J’ai été chic : je l’ai rappelé lorsqu’il a voulu faire un mauvais sort à l’ordinateur de l’autre côté de la pièce. Il faut pas déconner non plus. En tout cas, l’appartement est dans une pagaille relative, ça me paraît suffisamment crédible pour une bagarre contre un yôkai furieux (mon appartement est quasiment dans le même état, sans aucune bagarre, c’est mon “étalon bordel”). Je ramasse mes petites affaires en sifflotant et réalise alors que j’ai oublié un détail, à savoir le fameux yôkai pour lequel je suis officiellement là : l’akashita, l’adorable porte-poisse à l’aspect “nuage orageux”, qui ronque tranquillement sur le plumard.

“Allez, viens là toi.”

Il émet une espèce de grondement quand je le ramasse par ce qui semble être une patte et que je l’amène jusqu’à la porte. Avec le raffut qu’a fait mon shiki, il y en a un derrière qui ne doit plus avoir un centimètre de sous-vêtement sec.

Ha, ne pas oublier le sourire pro, surtout.

“Voilà, Hirose-san. J’ai votre yôkai...effectivement vous n’auriez pas dû laisser traîner si longtemps. Je suis désolé, j’ai dû mettre un peu de pagaille, j’ai préféré ne rien toucher de peur de faire pire que mieux...Ha et ne vous en faites pas pour la petite note, les services gouvernementaux vous contacteront sous une semaine pour vous la transmettre.”

Je sors en le saluant.

“Vous devriez pouvoir retrouver un peu de calme à partir de maintenant” (Et tu seras pas le seul) “Bien sûr, si jamais le problème devait se présenter à nouveau, n’hésitez pas à venir sonner” (Je te promets un accueil funky) “Je vous souhaite une journée la plus sereine possible” (En tout cas, la mienne va l’être).

Hirose oscille entre une sorte de verdâtre printanier et un blanc crayeux alors qu’il me demande :

“Le yôkai...enfin le...où...où est-il ?”

“Plus chez vous, en tout cas...ça ne va pas Hirose-san ? Pour quelqu’un que je viens de soulager de six mois de poisse, je vous trouve un peu...comment dire...mitigé ?”

Je lui tapote sur l’épaule.

“Vous verrez, vos prochains mois seront radieux. Maintenant, excusez-moi mais j’ai encore du travail. Surtout, si vous avez la moindre question, je suis à votre entière et totale disposition. Bon courage pour le rangement.”
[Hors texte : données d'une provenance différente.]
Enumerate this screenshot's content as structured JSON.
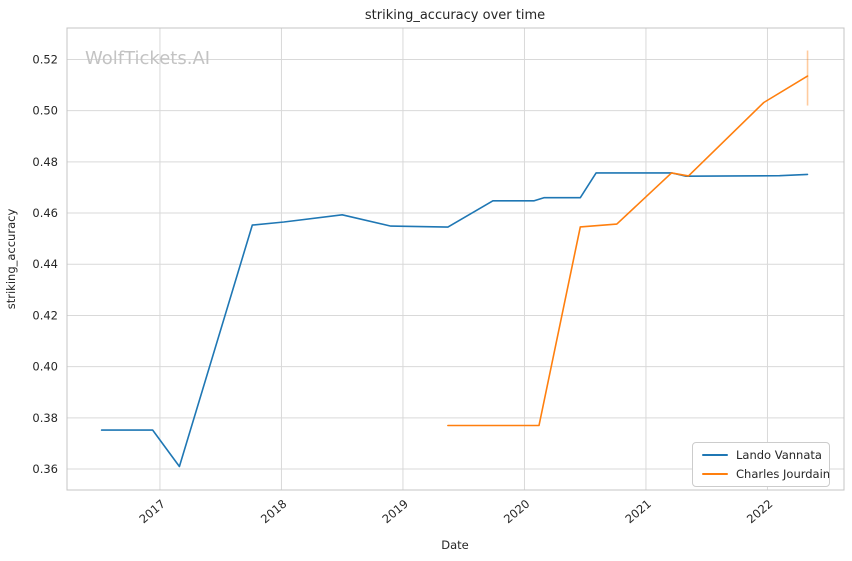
{
  "watermark": "WolfTickets.AI",
  "chart_data": {
    "type": "line",
    "title": "striking_accuracy over time",
    "xlabel": "Date",
    "ylabel": "striking_accuracy",
    "grid": true,
    "legend_position": "lower right",
    "xlim": [
      2016.235,
      2022.63
    ],
    "ylim": [
      0.3518,
      0.5323
    ],
    "x_tick_values": [
      2017,
      2018,
      2019,
      2020,
      2021,
      2022
    ],
    "x_tick_labels": [
      "2017",
      "2018",
      "2019",
      "2020",
      "2021",
      "2022"
    ],
    "y_tick_values": [
      0.36,
      0.38,
      0.4,
      0.42,
      0.44,
      0.46,
      0.48,
      0.5,
      0.52
    ],
    "y_tick_labels": [
      "0.36",
      "0.38",
      "0.40",
      "0.42",
      "0.44",
      "0.46",
      "0.48",
      "0.50",
      "0.52"
    ],
    "colors": {
      "grid": "#d9d9d9",
      "spine": "#c4c4c4",
      "text": "#262626",
      "watermark": "#c3c3c3"
    },
    "series": [
      {
        "name": "Lando Vannata",
        "color": "#1f77b4",
        "points": [
          [
            2016.52,
            0.3752
          ],
          [
            2016.94,
            0.3752
          ],
          [
            2017.16,
            0.361
          ],
          [
            2017.76,
            0.4553
          ],
          [
            2018.02,
            0.4565
          ],
          [
            2018.5,
            0.4593
          ],
          [
            2018.9,
            0.4549
          ],
          [
            2019.37,
            0.4545
          ],
          [
            2019.74,
            0.4648
          ],
          [
            2020.08,
            0.4648
          ],
          [
            2020.16,
            0.466
          ],
          [
            2020.46,
            0.466
          ],
          [
            2020.59,
            0.4757
          ],
          [
            2021.21,
            0.4757
          ],
          [
            2021.33,
            0.4744
          ],
          [
            2022.1,
            0.4746
          ],
          [
            2022.33,
            0.4751
          ]
        ]
      },
      {
        "name": "Charles Jourdain",
        "color": "#ff7f0e",
        "points": [
          [
            2019.37,
            0.377
          ],
          [
            2020.12,
            0.377
          ],
          [
            2020.46,
            0.4546
          ],
          [
            2020.76,
            0.4557
          ],
          [
            2021.21,
            0.4757
          ],
          [
            2021.35,
            0.4745
          ],
          [
            2021.97,
            0.5032
          ],
          [
            2022.33,
            0.5135
          ]
        ],
        "end_marker": {
          "x": 2022.33,
          "y_from": 0.502,
          "y_to": 0.5235,
          "opacity": 0.4
        }
      }
    ]
  }
}
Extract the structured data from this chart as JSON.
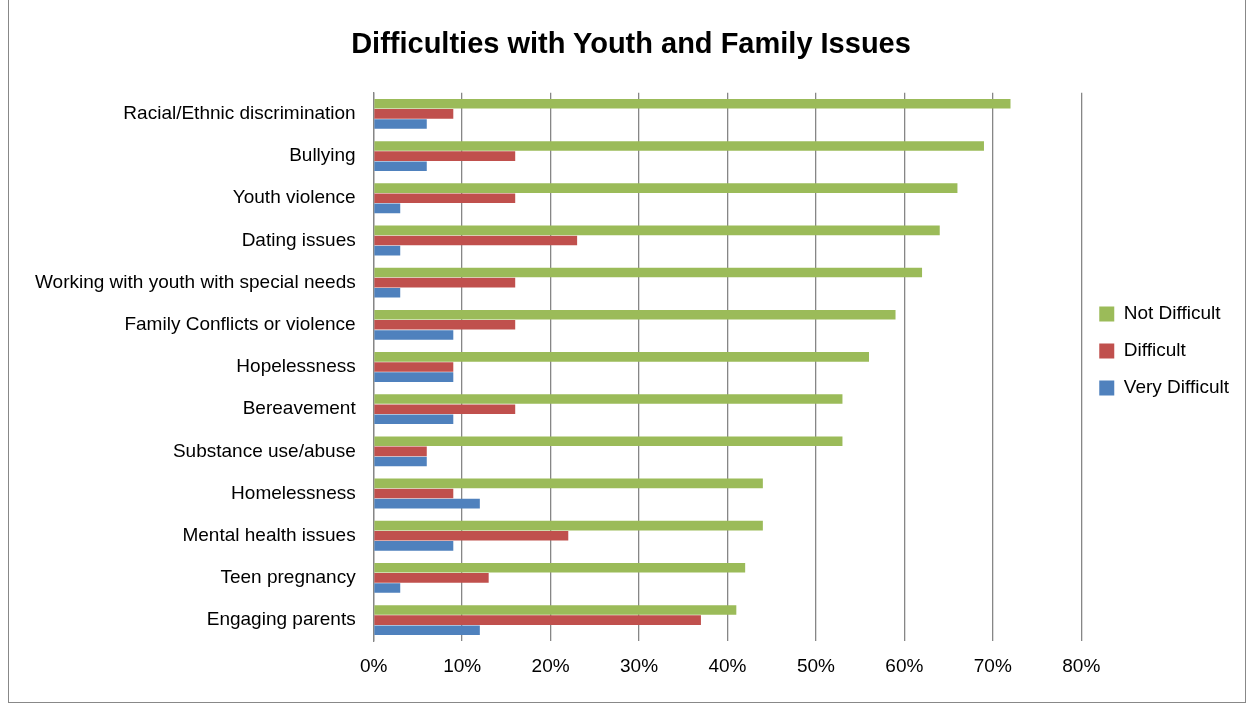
{
  "chart_data": {
    "type": "bar",
    "orientation": "horizontal",
    "title": "Difficulties with Youth and Family Issues",
    "categories": [
      "Racial/Ethnic discrimination",
      "Bullying",
      "Youth violence",
      "Dating issues",
      "Working with youth with special needs",
      "Family Conflicts or violence",
      "Hopelessness",
      "Bereavement",
      "Substance use/abuse",
      "Homelessness",
      "Mental health issues",
      "Teen pregnancy",
      "Engaging parents"
    ],
    "series": [
      {
        "name": "Not Difficult",
        "color": "#9bbb59",
        "values": [
          72,
          69,
          66,
          64,
          62,
          59,
          56,
          53,
          53,
          44,
          44,
          42,
          41
        ]
      },
      {
        "name": "Difficult",
        "color": "#c0504d",
        "values": [
          9,
          16,
          16,
          23,
          16,
          16,
          9,
          16,
          6,
          9,
          22,
          13,
          37
        ]
      },
      {
        "name": "Very Difficult",
        "color": "#4f81bd",
        "values": [
          6,
          6,
          3,
          3,
          3,
          9,
          9,
          9,
          6,
          12,
          9,
          3,
          12
        ]
      }
    ],
    "xlim": [
      0,
      80
    ],
    "xticks": [
      {
        "value": 0,
        "label": "0%"
      },
      {
        "value": 10,
        "label": "10%"
      },
      {
        "value": 20,
        "label": "20%"
      },
      {
        "value": 30,
        "label": "30%"
      },
      {
        "value": 40,
        "label": "40%"
      },
      {
        "value": 50,
        "label": "50%"
      },
      {
        "value": 60,
        "label": "60%"
      },
      {
        "value": 70,
        "label": "70%"
      },
      {
        "value": 80,
        "label": "80%"
      }
    ],
    "grid": "x",
    "legend": "right"
  }
}
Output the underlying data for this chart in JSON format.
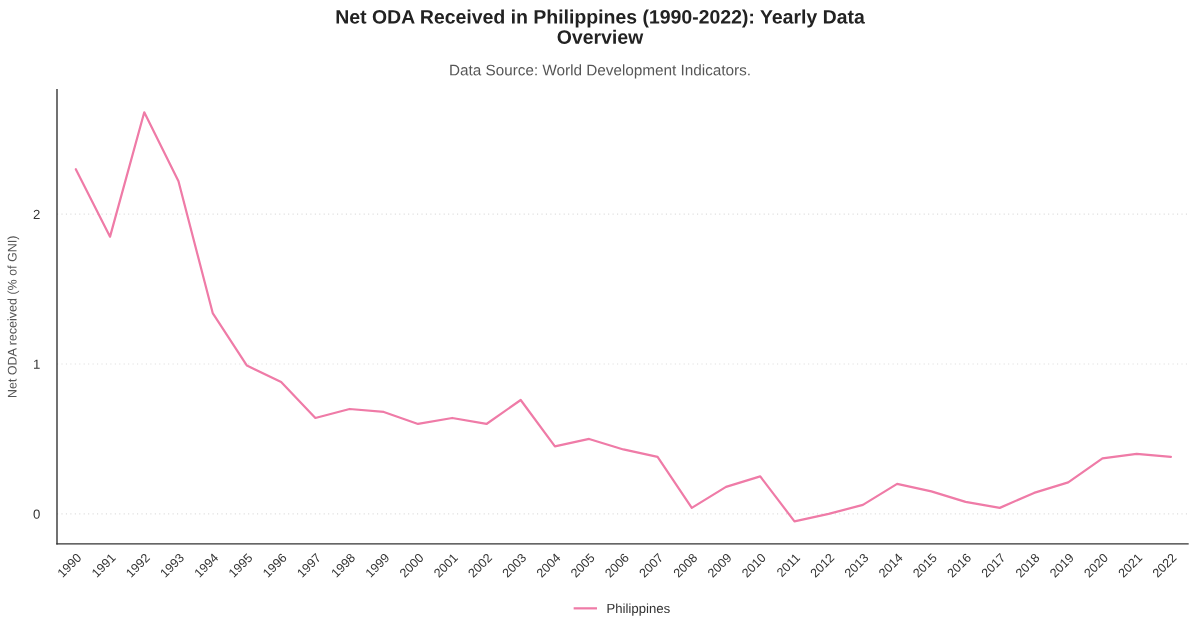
{
  "chart_data": {
    "type": "line",
    "title": "Net ODA Received in Philippines (1990-2022): Yearly Data Overview",
    "subtitle": "Data Source: World Development Indicators.",
    "ylabel": "Net ODA received (% of GNI)",
    "categories": [
      "1990",
      "1991",
      "1992",
      "1993",
      "1994",
      "1995",
      "1996",
      "1997",
      "1998",
      "1999",
      "2000",
      "2001",
      "2002",
      "2003",
      "2004",
      "2005",
      "2006",
      "2007",
      "2008",
      "2009",
      "2010",
      "2011",
      "2012",
      "2013",
      "2014",
      "2015",
      "2016",
      "2017",
      "2018",
      "2019",
      "2020",
      "2021",
      "2022"
    ],
    "series": [
      {
        "name": "Philippines",
        "color": "#ef7ba7",
        "values": [
          2.3,
          1.85,
          2.68,
          2.22,
          1.34,
          0.99,
          0.88,
          0.64,
          0.7,
          0.68,
          0.6,
          0.64,
          0.6,
          0.76,
          0.45,
          0.5,
          0.43,
          0.38,
          0.04,
          0.18,
          0.25,
          -0.05,
          0.0,
          0.06,
          0.2,
          0.15,
          0.08,
          0.04,
          0.14,
          0.21,
          0.37,
          0.4,
          0.38
        ]
      }
    ],
    "ylim": [
      -0.2,
      2.83
    ],
    "yticks": [
      0,
      1,
      2
    ],
    "grid": "y",
    "legend": "bottom",
    "marker": "none",
    "line_style": "solid"
  }
}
Traînant toujours l’akashita en train de grogner derrière moi, je me dirige vers l’entrée de l’immeuble. C’est pas le tout de rigoler mais il faut vraiment que je me débarrasse de lui.

Avec la quantité de connards présomptueux pour lesquels je bosse, autant dire que j’ai eu l’embarras du choix...

Oui, je sais.

Je suis une crevure, doublée d’un profiteur, triplée d’un vandale. Et je vais vous avouer un truc : je m’en tape vigoureusement.

Parce que j’ai prévu de m’offrir une sieste monstrueuse demain matin et que je vais dormir comme une masse dans le silence. Même la fin du monde ne me sortira pas de mon futon.

Et sur ce je souhaite à chacun de vous une excellente semaine.